Alec Ross has received a lot of press attention over his accusing openly gay Sen. Rich Madaleno of “prancing around around Annapolis.” Ross’ initial reaction was to ignore. Then, he said he would not apologize in a meeting with the Howard County Young Democrats.

His running mate, openly lesbian Julie Verrati, a co-owner of Denizens, got outraged in a tweetstorm. Beyond arguing that Ross is not homophobic, Verrati pointed out that she has been regularly subjected to demeaning remarks, which is an odd defense of her running mate doing the same on television.

Verrati also argued that she shouldn’t have to address this issue. I agree. Ross should have just addressed it quickly and directly instead. Finally, I have heard that Ross made a form of the political non-apology apology over his poor choice of words that he should have done immediately to dispense with the issue.

Broad Shoulders

Ignored amid the kerfuffle is that Ross’ remarks are not the first time that he has trafficked in strange stereotypes.

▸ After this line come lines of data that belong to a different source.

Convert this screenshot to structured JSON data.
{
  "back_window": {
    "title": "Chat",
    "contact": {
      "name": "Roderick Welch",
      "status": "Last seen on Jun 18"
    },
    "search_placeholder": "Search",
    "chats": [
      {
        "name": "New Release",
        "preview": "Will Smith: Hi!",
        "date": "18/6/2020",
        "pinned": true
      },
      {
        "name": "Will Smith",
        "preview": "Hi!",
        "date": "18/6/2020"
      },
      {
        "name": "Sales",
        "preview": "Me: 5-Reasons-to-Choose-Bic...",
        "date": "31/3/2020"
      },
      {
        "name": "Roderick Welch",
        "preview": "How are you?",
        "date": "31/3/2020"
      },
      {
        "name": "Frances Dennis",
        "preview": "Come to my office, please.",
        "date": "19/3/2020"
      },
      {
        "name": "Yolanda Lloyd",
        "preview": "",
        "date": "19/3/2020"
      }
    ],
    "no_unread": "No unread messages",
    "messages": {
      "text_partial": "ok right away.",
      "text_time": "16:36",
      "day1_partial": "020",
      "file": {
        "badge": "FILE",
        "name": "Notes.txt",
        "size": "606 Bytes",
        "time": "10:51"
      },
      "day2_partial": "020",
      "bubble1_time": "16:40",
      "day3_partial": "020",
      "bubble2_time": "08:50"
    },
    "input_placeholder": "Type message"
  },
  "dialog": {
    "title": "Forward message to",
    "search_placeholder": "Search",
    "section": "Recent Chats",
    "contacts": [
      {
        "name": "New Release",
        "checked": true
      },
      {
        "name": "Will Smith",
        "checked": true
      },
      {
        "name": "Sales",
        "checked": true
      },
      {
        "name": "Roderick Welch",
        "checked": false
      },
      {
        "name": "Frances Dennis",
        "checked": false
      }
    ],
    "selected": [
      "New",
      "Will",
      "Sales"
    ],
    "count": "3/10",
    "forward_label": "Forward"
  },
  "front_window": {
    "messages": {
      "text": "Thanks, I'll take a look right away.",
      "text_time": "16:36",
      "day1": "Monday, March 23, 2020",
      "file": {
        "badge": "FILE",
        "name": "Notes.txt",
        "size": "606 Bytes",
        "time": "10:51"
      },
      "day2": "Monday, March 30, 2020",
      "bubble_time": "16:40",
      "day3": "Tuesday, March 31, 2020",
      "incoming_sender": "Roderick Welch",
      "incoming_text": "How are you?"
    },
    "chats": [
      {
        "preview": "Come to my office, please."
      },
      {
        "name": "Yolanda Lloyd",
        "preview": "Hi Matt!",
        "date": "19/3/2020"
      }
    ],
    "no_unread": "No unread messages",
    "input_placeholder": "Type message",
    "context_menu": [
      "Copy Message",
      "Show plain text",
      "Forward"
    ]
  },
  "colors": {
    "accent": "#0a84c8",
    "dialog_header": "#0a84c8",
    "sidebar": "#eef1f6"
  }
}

Ross has repeatedly and weirdly referred to Immigration and Customs Enforcement (ICE) employees as “broad shouldered” as part of his effort to gain attention for his staunch support of immigrant rights and desire to protect them against deportation. He did it at the debate in Chevy Chase Takoma Park that I attended and here is he doing it on the radio in Baltimore:

Though I laud the pro-immigrant sentiment, why is it necessary to stereotype federal employees? While ICE undoubtedly has its bad apples, as do groups that Democrats tend to like such as teachers and union leaders, the people who work for it are federal employees, like many people in the vote rich Washington region.

Of course, even more concerning, is his repeated statement that he would send in Maryland State Troopers to confront ICE. While a nice piece of braggadocio, this would not end well.

Alec Ross

All of this raises the questions about Alec Ross’ candidacy. These sorts of inappropriate and untempered comments are hardly an advertisement for good judgement or an understanding that language and word choice matters when you’re running for office.

As I have mentioned previously on this blog, I am a supporter of Rich Madaleno.